If the mice rear the babies I am gong to try and build a co2 chamber but I won't be euthanising them all I will be selling some as well if I have enough to do so.
I need to build up my mouse freezer though.


----------



## bosshogg (Nov 19, 2006)

i must be so lucky i have over 20 breeding groups and none have killed there litters!!!!!


----------



## saxon (Feb 26, 2007)

If you had so many you probably wouldn't know if they disposed of their litters.
Mice can be very clean in their disposal.
As Jen said it is usually only the first litter simply because they learn by observation.

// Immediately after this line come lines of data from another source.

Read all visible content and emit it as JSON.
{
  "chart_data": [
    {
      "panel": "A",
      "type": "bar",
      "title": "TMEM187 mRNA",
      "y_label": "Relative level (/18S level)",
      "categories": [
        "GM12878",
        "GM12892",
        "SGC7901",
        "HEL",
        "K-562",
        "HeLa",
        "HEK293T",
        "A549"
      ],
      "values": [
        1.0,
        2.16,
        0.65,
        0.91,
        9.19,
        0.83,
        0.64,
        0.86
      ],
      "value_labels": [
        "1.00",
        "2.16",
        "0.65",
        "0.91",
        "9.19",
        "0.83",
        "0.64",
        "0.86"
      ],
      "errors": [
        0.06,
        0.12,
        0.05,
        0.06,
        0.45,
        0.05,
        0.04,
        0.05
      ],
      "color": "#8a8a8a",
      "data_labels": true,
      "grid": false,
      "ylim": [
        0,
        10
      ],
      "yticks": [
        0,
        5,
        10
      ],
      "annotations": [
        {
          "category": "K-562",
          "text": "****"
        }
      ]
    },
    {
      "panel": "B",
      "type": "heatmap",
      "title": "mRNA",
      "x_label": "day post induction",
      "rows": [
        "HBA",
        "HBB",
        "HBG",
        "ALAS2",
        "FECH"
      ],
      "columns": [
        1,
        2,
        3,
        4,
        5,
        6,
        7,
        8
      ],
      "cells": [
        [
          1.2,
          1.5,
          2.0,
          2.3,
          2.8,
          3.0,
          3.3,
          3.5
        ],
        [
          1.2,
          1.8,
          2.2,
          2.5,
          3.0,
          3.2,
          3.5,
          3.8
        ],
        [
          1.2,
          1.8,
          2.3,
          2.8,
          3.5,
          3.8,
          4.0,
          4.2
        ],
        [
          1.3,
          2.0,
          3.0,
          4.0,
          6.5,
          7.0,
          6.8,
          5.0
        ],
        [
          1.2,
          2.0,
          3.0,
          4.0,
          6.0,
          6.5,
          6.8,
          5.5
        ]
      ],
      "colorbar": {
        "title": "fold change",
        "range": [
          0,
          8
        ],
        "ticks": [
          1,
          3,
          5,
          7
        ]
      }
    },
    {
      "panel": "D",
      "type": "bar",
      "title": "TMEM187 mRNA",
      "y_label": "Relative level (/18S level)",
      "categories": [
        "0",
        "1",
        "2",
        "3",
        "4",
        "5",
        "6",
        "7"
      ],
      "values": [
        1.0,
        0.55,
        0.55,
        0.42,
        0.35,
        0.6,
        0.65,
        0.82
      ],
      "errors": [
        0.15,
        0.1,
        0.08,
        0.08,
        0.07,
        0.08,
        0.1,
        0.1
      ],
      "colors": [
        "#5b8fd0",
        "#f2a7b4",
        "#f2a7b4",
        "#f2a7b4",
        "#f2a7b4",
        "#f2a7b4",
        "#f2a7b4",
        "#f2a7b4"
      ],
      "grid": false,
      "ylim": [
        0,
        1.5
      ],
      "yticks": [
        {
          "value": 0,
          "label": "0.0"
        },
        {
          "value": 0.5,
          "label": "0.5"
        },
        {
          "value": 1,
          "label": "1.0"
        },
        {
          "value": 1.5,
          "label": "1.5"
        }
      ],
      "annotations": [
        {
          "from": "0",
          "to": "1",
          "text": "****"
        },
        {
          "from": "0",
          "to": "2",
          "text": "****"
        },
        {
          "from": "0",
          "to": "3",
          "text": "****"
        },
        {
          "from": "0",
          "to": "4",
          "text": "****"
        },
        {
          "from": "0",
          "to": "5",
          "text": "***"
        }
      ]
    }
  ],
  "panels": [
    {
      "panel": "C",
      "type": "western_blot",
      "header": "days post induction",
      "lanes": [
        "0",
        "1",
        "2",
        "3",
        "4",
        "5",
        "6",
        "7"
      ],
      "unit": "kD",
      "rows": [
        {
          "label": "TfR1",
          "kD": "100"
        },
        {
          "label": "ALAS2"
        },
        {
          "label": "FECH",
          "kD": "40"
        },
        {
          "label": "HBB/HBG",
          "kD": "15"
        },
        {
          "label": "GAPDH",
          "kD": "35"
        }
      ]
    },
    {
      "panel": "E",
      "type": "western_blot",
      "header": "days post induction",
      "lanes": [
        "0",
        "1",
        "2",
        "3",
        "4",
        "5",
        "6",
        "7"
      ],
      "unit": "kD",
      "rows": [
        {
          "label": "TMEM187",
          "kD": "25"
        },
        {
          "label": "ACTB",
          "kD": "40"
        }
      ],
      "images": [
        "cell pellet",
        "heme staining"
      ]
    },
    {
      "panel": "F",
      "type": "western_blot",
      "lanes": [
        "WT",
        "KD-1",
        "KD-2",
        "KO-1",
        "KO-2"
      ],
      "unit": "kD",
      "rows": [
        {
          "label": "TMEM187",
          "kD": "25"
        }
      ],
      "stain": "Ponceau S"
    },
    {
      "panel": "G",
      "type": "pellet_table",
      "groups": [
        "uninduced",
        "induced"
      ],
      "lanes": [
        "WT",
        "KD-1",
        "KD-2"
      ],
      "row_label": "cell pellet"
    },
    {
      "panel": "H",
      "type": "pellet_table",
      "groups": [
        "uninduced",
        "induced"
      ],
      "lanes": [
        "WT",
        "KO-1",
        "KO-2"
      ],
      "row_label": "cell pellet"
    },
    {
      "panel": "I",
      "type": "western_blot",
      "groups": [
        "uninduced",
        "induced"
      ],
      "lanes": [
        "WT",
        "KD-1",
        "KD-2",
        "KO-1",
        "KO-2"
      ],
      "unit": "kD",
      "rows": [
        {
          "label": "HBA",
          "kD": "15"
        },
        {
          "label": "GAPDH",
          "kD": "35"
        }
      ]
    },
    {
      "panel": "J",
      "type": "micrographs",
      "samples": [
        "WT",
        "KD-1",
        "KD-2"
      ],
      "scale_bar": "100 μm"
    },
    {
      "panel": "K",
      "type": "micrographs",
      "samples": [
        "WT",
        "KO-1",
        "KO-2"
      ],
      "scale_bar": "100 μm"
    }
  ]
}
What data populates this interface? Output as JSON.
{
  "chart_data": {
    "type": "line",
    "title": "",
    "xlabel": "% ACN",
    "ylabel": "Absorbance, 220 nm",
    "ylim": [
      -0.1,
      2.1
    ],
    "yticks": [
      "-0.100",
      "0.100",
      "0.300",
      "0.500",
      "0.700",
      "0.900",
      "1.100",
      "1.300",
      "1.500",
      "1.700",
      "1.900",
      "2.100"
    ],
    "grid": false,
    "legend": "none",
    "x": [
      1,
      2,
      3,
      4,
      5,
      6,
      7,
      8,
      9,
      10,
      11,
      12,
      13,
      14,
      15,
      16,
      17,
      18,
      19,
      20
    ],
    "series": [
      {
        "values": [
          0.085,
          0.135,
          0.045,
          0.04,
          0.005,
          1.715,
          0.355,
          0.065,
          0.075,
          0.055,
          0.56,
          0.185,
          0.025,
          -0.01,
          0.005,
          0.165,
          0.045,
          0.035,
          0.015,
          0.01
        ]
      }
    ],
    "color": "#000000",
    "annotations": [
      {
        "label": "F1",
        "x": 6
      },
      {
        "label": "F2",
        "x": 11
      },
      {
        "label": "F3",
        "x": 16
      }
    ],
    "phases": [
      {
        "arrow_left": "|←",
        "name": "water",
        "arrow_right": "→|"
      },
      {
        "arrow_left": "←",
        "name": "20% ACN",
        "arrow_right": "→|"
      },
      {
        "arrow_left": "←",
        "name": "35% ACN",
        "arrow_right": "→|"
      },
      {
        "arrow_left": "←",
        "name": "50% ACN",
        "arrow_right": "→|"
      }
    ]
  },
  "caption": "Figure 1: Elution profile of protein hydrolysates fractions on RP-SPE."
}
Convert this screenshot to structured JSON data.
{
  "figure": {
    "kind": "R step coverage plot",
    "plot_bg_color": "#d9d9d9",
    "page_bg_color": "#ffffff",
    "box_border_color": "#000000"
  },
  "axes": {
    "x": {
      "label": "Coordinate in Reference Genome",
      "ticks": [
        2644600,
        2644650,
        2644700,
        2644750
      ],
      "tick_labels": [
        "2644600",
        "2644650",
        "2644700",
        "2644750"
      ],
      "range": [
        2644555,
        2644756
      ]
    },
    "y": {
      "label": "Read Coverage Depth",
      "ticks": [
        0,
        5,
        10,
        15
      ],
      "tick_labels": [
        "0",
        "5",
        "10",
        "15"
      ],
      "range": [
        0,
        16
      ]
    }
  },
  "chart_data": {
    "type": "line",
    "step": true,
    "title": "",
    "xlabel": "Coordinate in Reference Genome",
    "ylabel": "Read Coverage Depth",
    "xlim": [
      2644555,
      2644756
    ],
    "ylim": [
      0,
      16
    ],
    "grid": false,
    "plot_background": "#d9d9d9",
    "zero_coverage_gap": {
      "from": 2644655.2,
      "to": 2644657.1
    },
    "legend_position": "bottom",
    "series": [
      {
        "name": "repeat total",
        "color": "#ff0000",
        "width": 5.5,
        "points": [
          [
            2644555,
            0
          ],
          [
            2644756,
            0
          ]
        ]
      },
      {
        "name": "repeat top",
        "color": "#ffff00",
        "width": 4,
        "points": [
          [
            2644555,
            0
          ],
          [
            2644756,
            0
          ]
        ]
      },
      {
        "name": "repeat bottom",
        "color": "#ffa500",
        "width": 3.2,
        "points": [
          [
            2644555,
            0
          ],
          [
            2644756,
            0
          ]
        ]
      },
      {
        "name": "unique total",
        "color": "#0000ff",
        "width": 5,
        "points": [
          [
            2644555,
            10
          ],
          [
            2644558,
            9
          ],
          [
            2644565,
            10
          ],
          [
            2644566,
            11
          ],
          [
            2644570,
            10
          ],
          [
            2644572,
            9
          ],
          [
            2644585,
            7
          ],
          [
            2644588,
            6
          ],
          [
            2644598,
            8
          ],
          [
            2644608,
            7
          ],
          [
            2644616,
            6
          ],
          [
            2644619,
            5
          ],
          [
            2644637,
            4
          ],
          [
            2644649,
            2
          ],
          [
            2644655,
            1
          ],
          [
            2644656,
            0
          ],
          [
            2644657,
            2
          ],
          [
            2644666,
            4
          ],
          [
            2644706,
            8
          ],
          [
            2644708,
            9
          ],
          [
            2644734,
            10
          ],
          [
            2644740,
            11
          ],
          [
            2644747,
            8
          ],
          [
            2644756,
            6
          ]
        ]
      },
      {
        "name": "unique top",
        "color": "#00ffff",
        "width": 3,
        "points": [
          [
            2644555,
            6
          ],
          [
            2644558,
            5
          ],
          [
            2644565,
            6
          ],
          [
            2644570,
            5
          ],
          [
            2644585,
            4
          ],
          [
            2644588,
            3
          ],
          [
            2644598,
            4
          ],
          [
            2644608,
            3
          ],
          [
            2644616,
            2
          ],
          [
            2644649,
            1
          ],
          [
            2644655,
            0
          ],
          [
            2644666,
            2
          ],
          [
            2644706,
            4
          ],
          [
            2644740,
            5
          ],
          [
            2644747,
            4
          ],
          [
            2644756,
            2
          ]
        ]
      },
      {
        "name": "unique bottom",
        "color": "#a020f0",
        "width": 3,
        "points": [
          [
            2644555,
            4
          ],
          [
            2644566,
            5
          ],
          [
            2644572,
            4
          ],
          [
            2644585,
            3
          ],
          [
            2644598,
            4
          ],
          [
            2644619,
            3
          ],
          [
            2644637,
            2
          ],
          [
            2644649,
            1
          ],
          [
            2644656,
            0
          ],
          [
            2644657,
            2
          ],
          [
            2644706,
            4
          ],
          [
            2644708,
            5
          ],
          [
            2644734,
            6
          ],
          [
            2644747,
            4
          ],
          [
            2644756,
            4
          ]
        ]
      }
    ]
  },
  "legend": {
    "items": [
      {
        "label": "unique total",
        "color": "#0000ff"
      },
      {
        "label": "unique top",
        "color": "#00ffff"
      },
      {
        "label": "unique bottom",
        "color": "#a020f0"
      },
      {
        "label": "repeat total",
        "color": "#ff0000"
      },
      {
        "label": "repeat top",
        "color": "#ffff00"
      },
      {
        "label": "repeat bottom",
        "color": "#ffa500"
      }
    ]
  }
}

As my young mice weren't kept with older females to learn how to care for the young then they are having to learn by their mistakes.
No doubt they will rear their next litters no problem.
I bred mice many years ago so I'm not exactly new to it.


----------



## bosshogg (Nov 19, 2006)

saxon said:


> If you had so many you probably wouldn't know if they disposed of their litters.
> Mice can be very clean in their disposal.
> As Jen said it is usually only the first litter simply because they learn by observation. As my young mice weren't kept with older females to learn how to care for the young then they are having to learn by their mistakes.
> No doubt they will rear their next litters no problem.
> I bred mice many years ago so I'm not exactly new to it.


 
sorry but where are you been off with me all i said was i must be vry lucky? i have bred mice for a while now and i worked for a company that bred mice by the thousands. and yes i have a lot but i keep such a strict records i would notice as i keep a close eye on my pregnant does and if there suddenly went from very fat to normal i would no something was up. i dont know how would think i wouldnt know!


----------